The kratom tree, Mitragyna speciosa, has been used for centuries in Southeast Asia, where leaves are chewed or brewed into tea for mild stimulation and pain relief. The raw plant contains more than 40 alkaloids, but mitragynine and 7-hydroxymitragynine are the two primarily responsible for its psychoactive effects. Because 7-OH exists in such minute quantities in natural leaves, companies have turned to synthetic production to create concentrated tablets, gummies, shots and powders that pack an opioid-like punch.
“Pharmacologically, concentrated 7-OH is more similar to morphine or fentanyl than to raw kratom leaves,” the Blue Ridge Poison Center at UVA Health has noted. The FDA warns that these synthetics are often disguised as candy, ice cream or gummies, putting children and teenagers at risk. An agency campaign dubbed “Hiding in Plain Sight: 7-OH Products” aims to educate families and physicians.
Legal Aftershocks
The legal landscape is already dotted with multimillion-dollar outcomes. In July 2023, a Florida jury awarded $2.5 million to the family of a 39−year−oldman whose death was ruled the “toxic effects of mitragynine”after using Kratom.That same month, a federal judge entered an $11 million judgment against Grow LLC, doing business as The Kratom Distro, for the death of a 39-year-old Florida woman caused by acute mitragynine intoxication.
A class action against Botanic Tonics over its Feel Free Wellness Tonic — a kava-kratom drink that critics said hid kratom’s addictive nature — settled for $8.75 million in 2025. The settlement required the company to add an explicit warning label stating that the product contains “leaf kratom which can become habit-forming and cause serious health effects.”
Now, attorneys are pursuing individual lawsuits on behalf of people who suffered heart attacks, seizures requiring hospitalization, respiratory distress, and addiction severe enough to need medical treatment. Family members of those who died after using 7-OH products are also filing wrongful death claims.
“The harm here is not a small consumer gripe,” one attorney involved in the litigation said, explaining why cases are being handled individually rather than as a class action. “We’re talking about devastating, life-altering injuries and deaths that can warrant substantial damages.”
What Science Says About Risks
The National Institute on Drug Abuse notes that kratom products have been found to contain harmful contaminants such as heavy metals and bacteria. Side effects range from nausea and dizziness to seizures, liver toxicity, and cardiac complications. A 2019 study of poison control calls identified cardiac arrest, dangerous heart rhythms, elevated blood pressure and respiratory depression among reported effects.
Addiction potential is well-documented. The Mayo Clinic reports that some users begin to crave kratom and require treatments like buprenorphine (Suboxone) to quit. The FDA has identified classic signs of substance use disorder in kratom users, including increasing tolerance, loss of control, and painful withdrawal marked by agitation, muscle spasms, vomiting and profound depression.
A Centers for Disease Control and Prevention analysis of overdose deaths between mid-2016 and the end of 2017 found that 152 of 27,338 examined fatalities tested positive for kratom, with the substance listed as a cause of death in 91 cases. While most involved other drugs, seven deaths had kratom as the only substance detected.
What Comes Next
The FDA’s warning letters in July 2025 to companies marketing concentrated 7-OH put the industry on notice that many of these products are considered adulterated or unapproved new drugs. Yet the products continue to appear on shelves, largely because kratom itself is not federally scheduled and oversight falls into a regulatory gray area.

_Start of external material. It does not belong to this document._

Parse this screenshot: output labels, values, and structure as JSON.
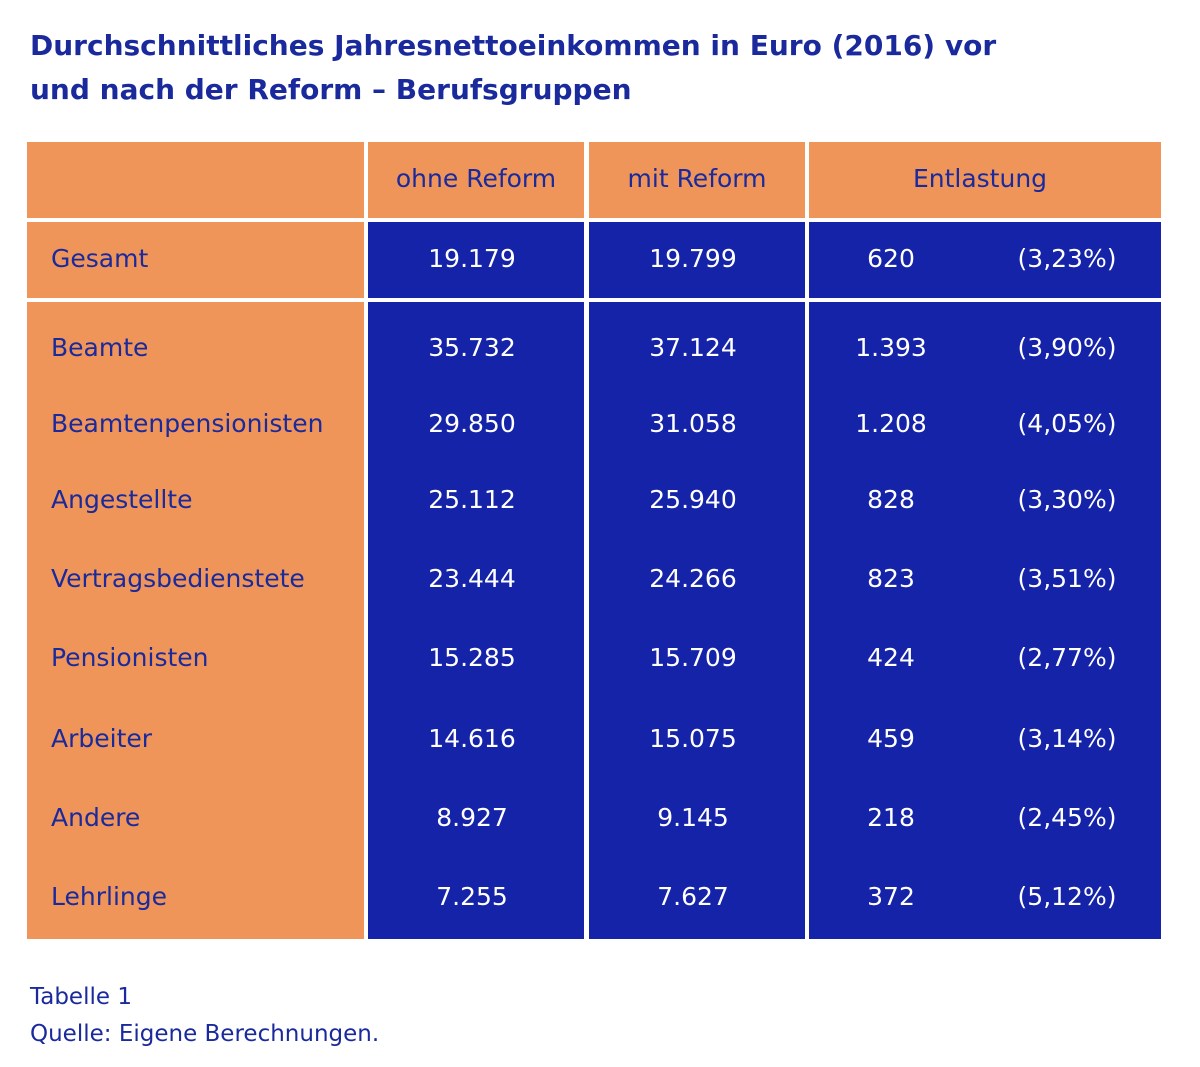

For those who have suffered serious harm, the lawsuits may offer the only route to compensation for medical bills, lost wages, pain and suffering, and funeral costs. But the wider battle over how 7-OH is sold and perceived is only beginning, as families, regulators and the courts grapple with a substance that, as the FDA puts it, has “disturbingly gone mainstream — no prescription needed, no dealer required.”